I already knew that the home of the Cleveland Cavaliers, Quicken Loans Arena, is right next door to Progressive Field. (I took a photo of it just before attending an Indians game on August 7, 2012; see below.) But then I realized that that other NBA finalist team this year has a home court right next to an MLB stadium: the "Golden State" Warriors' Oracle Arena is next to Oakland ("o.co") Coliseum. So, that led me to inquire into which NHL and NBA arenas are located reasonably close to MLB stadiums. Information in the following table, which should be considered preliminary, will eventually be incorporated somehow into the Stadium proximity page, after I gather similar information for football stadiums. Note that one other arena might qualify for this list, but has neither an NHL nor an NBA franchise at present: U.S. Bank Arena, next to Great American Ballpark in Cincinnati.

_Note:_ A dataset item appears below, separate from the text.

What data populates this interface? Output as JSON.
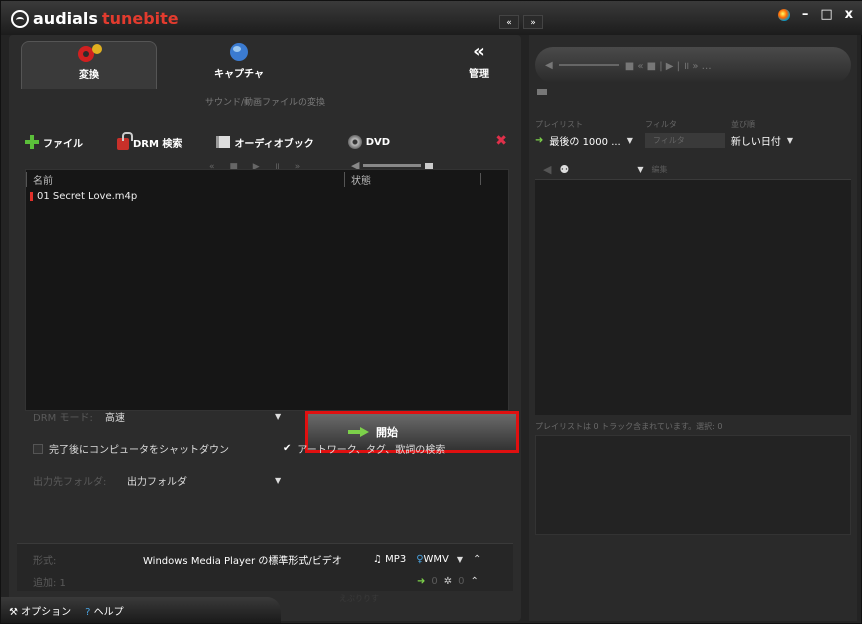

|City||NBA team||NHL team||Arena name||MLB team||Stadium name||Approx. distance|
|Cleveland||Cavaliers||--||Quicken Loans Arena||Indians||Progressive Field||200 ft.|
|Oakland||(G.S.) Warriors||--||Oracle Arena||Athletics||Oakland Coliseum||200 ft.|
|Minneapolis||Timberwolves||*||Target Center||Twins||Target Field||400 ft.|
|Denver||Nuggets||--||Pepsi Center||Rockies||Coors Field||1/2 mile|
|Toronto||Raptors||--||Air Canada Centre||Blue Jays||Rogers Centre||1/2 mile|
|Anaheim||--||Mighty Ducks||Honda Arena||Angels||Angels Stadium||1 mile|
* There is an NHL franchise in Minnesota, the Wild, but it is based at Xcel Energy Center in Saint Paul.